Die Kühlgrenztemperatur ist im Zusammenhang mit der Hitzewirkung auf den Menschen deshalb wichtig, weil Schwitzen, also die Abgabe von Verdunstungskälte, ein entscheidender Mechanismus ist, mit dem sich der menschliche Organismus abkühlt. In einer vielzitierten Arbeit, die 2010 im Fachjournal »PNAS« erschien, ermittelten die Professoren Dr. Steven C. Sherwood von der University of New South Wales in Sydney, Australien, und Dr. Matthew Huber von der Purdue University in West Lafayette, USA, die für den Menschen maximal tolerable Hitze anhand theoretischer Überlegungen.
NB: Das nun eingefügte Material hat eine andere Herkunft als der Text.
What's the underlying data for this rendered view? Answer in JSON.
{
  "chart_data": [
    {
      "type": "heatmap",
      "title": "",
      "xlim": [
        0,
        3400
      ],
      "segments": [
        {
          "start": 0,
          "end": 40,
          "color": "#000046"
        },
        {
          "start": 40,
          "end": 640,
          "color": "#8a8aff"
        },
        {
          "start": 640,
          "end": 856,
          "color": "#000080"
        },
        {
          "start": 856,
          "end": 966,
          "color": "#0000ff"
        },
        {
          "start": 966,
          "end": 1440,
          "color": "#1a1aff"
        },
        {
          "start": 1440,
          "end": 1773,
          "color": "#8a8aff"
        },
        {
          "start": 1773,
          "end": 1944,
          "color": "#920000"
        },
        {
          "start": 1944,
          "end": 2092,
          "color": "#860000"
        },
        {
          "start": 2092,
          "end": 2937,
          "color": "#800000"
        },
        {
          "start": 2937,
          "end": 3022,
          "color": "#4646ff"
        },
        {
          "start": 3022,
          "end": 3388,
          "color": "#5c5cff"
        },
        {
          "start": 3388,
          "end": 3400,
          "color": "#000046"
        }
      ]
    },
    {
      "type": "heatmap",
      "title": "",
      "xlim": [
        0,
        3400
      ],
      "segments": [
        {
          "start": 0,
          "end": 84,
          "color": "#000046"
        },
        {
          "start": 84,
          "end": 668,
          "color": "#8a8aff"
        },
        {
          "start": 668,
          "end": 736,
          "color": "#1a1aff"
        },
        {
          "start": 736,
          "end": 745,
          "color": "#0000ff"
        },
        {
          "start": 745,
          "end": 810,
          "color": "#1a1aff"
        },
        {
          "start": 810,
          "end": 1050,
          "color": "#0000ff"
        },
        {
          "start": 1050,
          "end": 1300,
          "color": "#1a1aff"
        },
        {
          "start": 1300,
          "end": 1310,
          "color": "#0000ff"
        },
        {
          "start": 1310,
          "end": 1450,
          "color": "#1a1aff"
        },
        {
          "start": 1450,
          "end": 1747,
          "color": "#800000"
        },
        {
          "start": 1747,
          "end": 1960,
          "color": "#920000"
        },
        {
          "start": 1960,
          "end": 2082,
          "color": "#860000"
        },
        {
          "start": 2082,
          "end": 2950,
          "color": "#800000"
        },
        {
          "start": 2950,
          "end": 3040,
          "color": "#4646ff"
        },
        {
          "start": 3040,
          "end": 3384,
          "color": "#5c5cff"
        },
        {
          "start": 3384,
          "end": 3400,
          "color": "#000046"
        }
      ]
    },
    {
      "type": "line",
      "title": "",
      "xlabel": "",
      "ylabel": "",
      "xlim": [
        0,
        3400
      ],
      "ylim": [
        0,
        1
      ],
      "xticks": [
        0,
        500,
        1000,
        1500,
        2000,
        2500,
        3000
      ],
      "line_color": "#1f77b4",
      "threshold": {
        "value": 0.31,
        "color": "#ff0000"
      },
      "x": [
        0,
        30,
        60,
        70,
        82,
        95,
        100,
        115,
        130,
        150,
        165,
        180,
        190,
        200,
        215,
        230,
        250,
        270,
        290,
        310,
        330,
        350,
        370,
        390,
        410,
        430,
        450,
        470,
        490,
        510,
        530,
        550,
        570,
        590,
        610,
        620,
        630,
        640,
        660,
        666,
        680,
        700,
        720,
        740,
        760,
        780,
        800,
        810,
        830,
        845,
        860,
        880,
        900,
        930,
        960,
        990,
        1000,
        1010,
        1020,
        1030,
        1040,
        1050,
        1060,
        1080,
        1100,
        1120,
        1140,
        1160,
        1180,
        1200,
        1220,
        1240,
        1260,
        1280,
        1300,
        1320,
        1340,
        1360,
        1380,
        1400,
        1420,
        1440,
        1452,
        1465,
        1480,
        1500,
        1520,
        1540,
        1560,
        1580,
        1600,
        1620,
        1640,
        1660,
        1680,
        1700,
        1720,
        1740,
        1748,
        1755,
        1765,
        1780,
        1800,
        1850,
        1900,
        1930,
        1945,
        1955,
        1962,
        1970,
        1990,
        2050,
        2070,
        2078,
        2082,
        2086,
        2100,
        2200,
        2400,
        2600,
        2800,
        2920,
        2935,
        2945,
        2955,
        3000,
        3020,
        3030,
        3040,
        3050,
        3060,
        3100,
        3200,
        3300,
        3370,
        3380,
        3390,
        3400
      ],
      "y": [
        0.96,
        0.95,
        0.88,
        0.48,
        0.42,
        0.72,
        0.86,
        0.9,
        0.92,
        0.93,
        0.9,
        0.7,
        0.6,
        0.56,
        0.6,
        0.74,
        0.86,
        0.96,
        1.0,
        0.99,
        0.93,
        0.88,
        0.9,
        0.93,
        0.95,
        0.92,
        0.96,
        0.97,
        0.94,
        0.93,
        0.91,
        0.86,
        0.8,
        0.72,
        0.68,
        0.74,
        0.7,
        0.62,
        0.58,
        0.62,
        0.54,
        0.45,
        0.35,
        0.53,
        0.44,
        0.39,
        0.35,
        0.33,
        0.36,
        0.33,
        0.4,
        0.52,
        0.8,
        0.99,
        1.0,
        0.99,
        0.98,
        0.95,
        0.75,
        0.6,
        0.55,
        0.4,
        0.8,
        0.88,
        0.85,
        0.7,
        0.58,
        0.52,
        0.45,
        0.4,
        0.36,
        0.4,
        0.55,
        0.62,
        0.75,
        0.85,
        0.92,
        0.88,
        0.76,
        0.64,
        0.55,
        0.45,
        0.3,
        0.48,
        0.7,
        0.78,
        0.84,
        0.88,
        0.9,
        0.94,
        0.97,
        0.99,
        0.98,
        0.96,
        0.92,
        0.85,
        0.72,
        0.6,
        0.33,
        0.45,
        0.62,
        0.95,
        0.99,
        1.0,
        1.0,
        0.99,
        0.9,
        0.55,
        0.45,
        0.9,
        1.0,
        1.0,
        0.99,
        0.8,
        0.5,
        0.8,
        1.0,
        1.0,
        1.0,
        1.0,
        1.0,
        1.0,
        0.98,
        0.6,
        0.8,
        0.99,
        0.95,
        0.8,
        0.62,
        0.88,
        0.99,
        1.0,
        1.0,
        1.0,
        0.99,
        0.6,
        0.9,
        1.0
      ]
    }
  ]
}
Ein ruhender menschlicher Organismus produziere circa 100 W metabolische Energie, heißt es da. Diese werde nur zum Teil benötigt, um die Körperkerntemperatur von 37 °C aufrechtzuerhalten. Den Energieüberschuss müsse der Körper loswerden; das tue er, indem er die Hauttemperatur konstant auf 35 °C oder niedriger einstellt. Liege die Hauttemperatur für längere Zeit (sechs Stunden oder mehr) über 35 °C, führe das zu einem Anstieg der Körperkerntemperatur (Hyperthermie). Letale Temperaturen von 42 bis 43 °C im Körperkern würden auch bei akklimatisierten und fitten Menschen bereits bei einer Hauttemperatur von 37 bis 38 °C erreicht.
Über einen längeren Zeitraum könne der Mensch daher eine Kühlgrenztemperatur von mehr als 35 °C nicht überleben, schrieben Sherwood und Huber. Dabei ist zu beachten, dass die tF auch von der Luftfeuchte beeinflusst wird: Bei trockener Hitze kann die Luft mehr Feuchtigkeit aufnehmen und die psychrometrische Differenz zur Trockentemperatur ist daher größer als bei feuchter Hitze.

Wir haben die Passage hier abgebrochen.